Kategorie: Ratgeberthemen

Kreditkartengebühren im Ausland

Elegant, praktisch, einfach – bezahlen mit der Kreditkarte im Ausland ist in der Regel kein Problem. Aber auch kostenlos? Das kommt unter anderem auf das Reiseziel an. Frau hebt Geld an einem Geldautomaten ab

 

Wer im Ausland nicht richtig aufpasst, kann mit Kreditkartengebühren überrascht werden.

Gebühren außerhalb des Euroraums

Auf privaten Trips und Geschäftsreisen erweisen sich Kreditkarten als hilfreiche Begleiter. Ruck zuck sind mit ihnen Rechnungen beglichen und Barbeträge aus dem Geldautomaten gezogen. Und das im Normalfall sogar ohne dass das eigene Konto sofort belastet wird. Denn die Karten tragen ihren Namen nicht ohne Grund – Sie erhalten einen kurzfristigen Kleinkredit, begleichen müssen Sie den Betrag jedoch erst später. Doch dieser Komfort fordert zuweilen seinen Tribut in Form von zusätzlichen Kosten.

Die gute Nachricht: Wer im Euroraum im Restaurant oder der Boutique mit der Kreditkarte bezahlt, der bleibt von Gebühren verschont. Die schlechte Nachricht: Außerhalb der Eurozone sieht das ganz anders aus. Dort kassiert oft die eigene Bank ein bis zwei Prozent vom Kaufbetrag als Gebühr.

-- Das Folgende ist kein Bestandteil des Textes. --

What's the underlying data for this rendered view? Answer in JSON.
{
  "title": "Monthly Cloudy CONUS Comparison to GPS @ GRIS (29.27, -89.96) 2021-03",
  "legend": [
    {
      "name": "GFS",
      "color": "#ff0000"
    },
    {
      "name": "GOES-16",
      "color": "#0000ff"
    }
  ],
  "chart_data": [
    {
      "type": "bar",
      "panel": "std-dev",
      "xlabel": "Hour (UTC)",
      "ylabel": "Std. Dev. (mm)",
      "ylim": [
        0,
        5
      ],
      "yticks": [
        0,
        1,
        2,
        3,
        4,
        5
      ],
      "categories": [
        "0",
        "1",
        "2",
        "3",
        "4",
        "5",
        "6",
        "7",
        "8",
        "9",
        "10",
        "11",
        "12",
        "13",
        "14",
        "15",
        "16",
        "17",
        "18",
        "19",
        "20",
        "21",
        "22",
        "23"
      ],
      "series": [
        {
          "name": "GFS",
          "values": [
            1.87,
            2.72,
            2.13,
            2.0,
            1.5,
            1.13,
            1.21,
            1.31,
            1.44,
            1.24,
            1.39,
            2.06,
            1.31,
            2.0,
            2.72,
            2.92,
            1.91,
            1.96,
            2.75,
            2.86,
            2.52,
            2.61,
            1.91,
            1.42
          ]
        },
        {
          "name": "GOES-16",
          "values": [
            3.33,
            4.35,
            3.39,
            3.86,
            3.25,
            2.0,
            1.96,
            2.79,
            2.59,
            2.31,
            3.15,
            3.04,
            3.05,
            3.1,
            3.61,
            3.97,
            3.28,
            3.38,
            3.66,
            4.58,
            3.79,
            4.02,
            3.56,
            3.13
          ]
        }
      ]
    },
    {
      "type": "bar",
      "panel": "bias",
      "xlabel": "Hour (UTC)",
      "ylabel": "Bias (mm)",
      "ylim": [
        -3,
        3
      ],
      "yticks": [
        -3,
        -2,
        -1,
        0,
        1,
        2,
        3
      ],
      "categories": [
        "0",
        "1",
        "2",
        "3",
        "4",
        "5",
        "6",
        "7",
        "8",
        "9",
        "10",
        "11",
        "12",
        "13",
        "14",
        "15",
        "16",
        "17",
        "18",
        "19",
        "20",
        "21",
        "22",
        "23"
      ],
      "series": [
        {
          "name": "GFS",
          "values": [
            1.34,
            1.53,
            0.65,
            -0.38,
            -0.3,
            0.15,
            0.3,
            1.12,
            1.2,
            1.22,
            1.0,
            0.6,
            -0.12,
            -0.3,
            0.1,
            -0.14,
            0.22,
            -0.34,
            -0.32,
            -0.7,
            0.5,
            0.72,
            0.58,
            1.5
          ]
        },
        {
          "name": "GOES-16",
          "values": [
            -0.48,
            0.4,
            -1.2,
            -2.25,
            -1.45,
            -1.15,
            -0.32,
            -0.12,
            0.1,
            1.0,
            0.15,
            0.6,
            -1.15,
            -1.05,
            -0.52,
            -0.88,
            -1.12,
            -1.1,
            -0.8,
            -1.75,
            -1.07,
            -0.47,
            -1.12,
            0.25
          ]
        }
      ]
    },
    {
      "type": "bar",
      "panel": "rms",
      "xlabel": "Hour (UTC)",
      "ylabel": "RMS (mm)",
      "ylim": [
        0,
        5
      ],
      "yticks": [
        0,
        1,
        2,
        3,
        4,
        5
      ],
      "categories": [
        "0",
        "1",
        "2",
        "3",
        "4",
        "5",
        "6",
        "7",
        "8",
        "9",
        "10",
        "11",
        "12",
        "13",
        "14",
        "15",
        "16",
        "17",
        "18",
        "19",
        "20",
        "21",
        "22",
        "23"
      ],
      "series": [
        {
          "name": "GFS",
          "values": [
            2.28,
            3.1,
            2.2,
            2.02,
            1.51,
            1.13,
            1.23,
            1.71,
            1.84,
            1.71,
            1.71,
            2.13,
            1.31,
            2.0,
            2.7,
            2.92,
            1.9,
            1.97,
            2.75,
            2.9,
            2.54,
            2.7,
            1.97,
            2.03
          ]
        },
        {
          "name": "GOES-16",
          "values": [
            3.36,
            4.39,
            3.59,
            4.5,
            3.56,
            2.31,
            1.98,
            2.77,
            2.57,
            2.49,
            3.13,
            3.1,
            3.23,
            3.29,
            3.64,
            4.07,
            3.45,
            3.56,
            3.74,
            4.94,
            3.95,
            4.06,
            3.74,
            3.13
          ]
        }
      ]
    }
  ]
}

Abheben von Geld nur gegen Gebühr

Auch das Abheben von Geld kostet meist extra. Und zwar unabhängig davon, ob der Automat in Deutschland oder in einem anderen Staat steht. Das passiert sogar dann, wenn die Hausbank des Kunden eigentlich kostenloses Geld abheben propagiert. Diese Gebühr erhebt nämlich nicht die Bank, sondern meistens der Kreditkartengeber. Außerdem gibt es beispielsweise in den USA Banken, die noch weitere zusätzliche Gebühren verlangen. Dann müssen die Kreditkartennutzer bei ein und demselben Vorgang zweimal einen Beitrag zahlen. Allerdings erstatten manche Kreditkartenanbieter die von ausländischen Geldinstituten erhobenen Gebühren.

Kostenfalle Fremdwährungsentgelt

Von kostenlos kann auch in einem anderen Zusammenhang nicht die Rede sein: Stichwort Fremdwährungsentgelt. Das berechnen manche Banken, wenn mit ihren Kreditkarten auf Euro-Basis außerhalb ihres Währungsraums bezahlt oder Geld am Automaten abgehoben wird. Voraussetzung dabei ist, dass eine Umrechnung in die Währung des Landes erfolgt, in dem der Vorgang passiert. Zieht beispielsweise ein deutscher Bankkunde mit seiner Karte Geld aus einem indischen Automaten, dann erhält er in der Regel Rupien. Sein Konto wird allerdings in Euro belastet. Für die Umwandlung des Betrags wird eine Gebühr verlangt. Die Höhe entspricht je nach Institut rund zwei Prozent vom abgehobenen Betrag, mindestens aber 5 Euro.